As we mentioned yesterday, S&P 500 level 1150 was the pivot point [Next Key Point - S&P 1150] and would provide the near term resistance which yesterday and thus far today have proven true. The market continues to act like a drone... a slave to technicals - as if guided gently by an invisible hand.
As an aside, a very interesting thing happened yesterday... as the market struggled in the morning and looked like it could potentially sell off, a massive SPY order came in for some $14 billion. So who has $14 billion lying around? 10% of the entire day's volume occurred in that 1 trade.
Well lo and behold the CME says it was probably a mistake and they are investigating... but that sure didn't stop the market from galloping higher on said 'mistake'. A cynic would say that mistake has set the ball on the tee, ready for Intel and JPM to hit the ball out of the park, and gap us up over 1150 tomorrow. Thankfully, I am not a cynic.

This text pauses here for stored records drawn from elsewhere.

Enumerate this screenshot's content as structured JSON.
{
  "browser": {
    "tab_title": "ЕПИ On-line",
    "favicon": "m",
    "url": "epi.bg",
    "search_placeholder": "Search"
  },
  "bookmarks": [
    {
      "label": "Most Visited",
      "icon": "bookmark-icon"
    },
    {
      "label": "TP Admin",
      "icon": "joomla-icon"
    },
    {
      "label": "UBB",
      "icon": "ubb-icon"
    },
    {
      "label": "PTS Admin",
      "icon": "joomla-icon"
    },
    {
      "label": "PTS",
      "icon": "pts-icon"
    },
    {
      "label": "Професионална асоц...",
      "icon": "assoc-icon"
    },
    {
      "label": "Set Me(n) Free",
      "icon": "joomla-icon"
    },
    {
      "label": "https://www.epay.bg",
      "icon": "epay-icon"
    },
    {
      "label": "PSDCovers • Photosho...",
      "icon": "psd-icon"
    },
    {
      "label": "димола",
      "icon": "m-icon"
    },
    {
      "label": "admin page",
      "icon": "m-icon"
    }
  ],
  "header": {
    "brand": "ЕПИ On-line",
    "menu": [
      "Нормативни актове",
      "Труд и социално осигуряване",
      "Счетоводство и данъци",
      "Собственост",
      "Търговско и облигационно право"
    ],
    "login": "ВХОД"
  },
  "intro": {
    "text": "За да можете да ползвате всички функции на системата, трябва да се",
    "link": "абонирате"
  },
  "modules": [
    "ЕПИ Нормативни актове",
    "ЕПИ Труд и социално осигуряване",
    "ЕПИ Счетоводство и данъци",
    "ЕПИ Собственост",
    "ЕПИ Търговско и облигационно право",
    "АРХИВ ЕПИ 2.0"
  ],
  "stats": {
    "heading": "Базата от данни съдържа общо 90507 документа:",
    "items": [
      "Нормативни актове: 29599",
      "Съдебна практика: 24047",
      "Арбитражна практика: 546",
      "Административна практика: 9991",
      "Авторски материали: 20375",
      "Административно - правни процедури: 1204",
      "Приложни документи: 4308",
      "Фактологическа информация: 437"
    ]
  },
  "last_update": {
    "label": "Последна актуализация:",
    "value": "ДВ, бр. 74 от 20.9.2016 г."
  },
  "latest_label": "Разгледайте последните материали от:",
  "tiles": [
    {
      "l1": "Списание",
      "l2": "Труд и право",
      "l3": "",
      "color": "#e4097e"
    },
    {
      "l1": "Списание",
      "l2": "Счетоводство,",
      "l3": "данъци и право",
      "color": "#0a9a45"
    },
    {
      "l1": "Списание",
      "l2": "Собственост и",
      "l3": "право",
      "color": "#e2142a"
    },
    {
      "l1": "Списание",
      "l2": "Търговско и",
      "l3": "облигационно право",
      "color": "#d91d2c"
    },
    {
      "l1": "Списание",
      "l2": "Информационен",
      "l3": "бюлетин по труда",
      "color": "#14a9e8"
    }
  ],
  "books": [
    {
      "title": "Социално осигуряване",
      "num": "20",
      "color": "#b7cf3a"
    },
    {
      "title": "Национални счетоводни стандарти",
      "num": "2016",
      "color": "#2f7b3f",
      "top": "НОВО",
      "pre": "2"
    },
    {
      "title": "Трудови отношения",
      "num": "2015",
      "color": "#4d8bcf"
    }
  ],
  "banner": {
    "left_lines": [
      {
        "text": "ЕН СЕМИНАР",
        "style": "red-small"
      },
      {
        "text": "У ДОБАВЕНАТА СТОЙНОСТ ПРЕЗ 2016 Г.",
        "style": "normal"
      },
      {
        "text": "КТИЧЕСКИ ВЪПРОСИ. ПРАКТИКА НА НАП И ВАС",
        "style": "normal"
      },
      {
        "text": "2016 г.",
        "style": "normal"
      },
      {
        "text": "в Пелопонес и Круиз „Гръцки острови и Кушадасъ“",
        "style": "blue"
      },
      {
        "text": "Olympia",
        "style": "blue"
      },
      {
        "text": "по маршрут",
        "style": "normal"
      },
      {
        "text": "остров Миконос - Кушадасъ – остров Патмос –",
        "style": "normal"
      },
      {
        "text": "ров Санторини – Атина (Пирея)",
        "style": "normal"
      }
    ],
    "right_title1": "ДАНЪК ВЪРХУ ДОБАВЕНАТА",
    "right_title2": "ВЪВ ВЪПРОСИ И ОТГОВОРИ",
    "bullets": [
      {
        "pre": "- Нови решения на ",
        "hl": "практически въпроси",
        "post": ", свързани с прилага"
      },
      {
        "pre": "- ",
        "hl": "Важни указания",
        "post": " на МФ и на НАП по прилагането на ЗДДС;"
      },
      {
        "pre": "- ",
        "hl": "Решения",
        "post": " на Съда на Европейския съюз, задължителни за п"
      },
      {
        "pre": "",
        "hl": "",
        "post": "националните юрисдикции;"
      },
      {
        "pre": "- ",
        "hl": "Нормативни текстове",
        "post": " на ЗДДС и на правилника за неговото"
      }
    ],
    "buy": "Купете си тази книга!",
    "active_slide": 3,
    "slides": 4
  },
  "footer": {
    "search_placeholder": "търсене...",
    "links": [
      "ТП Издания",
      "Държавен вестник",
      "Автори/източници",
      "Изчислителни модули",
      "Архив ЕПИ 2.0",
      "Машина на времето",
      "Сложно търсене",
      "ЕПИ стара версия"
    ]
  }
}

- Surging volume in futures tied to the Standard & Poor’s 500 Index yesterday may have been caused by erroneous orders, according to CME Group Inc., the Chicago- based exchange where the contracts trade. “There were a series of transactions in which a market participant appears to have inadvertently traded approximately 200,000 contracts as both buyer and seller,” the e-mail said.
- About 2.1 million of the contracts changed hands yesterday, compared with a daily average of 1.18 million during the past four weeks.
- “It’s a crazy thing to do on purpose,” said Darrell Duffie, professor of finance at Stanford University’s Graduate School of Business. “It’s possible someone just put in an extra zero or two, and then within a minute realized their mistake and sent in a trade in the opposite direction for the same amount. That’s the most innocent and most likely explanation.” (yes, surely we'll find an innocent explanation if we look in the right cubby hole)
- Taking both sides of a futures trade is banned under CME rules to prevent “wash” transactions that avoid risk and price competition, according to a statement on its Web site.
- “A $14 billion buyer of S&P contracts came into the market,” said Dave Lutz, a managing director in listed equities at Stifel Nicolaus & Co. in Baltimore. “It certainly looked like a down day prior to all this taking place. That trade certainly reversed that.” (mmmmm... nicely done)
- Assuming the orders were made in error, the trader “would know that they would not evade the attention of the exchange and regulators,” said Duffie. “It’s just too enormous a position to imagine that you’d go unnoticed under the radar.”
Did anyone see Larry Summers between the hours of 11 AM and 12 PM yesterday?
Obviously it is not ok, if the same firm buys and sells to itself to create an order... but say you really wanted to get the market up, and you took both sides of the trade but under different 'entities'. You could see how easily you could move this market up whenever it needed a little pep in your step. And you could just recycle this same $15-20B dollars over and over again all through a much needed rally to rekindle animal spirits. Of course you'd need $15 billion at your disposal....
That's just a view from my grassy knoll...or perhaps from my alternative reality island within the Matrix.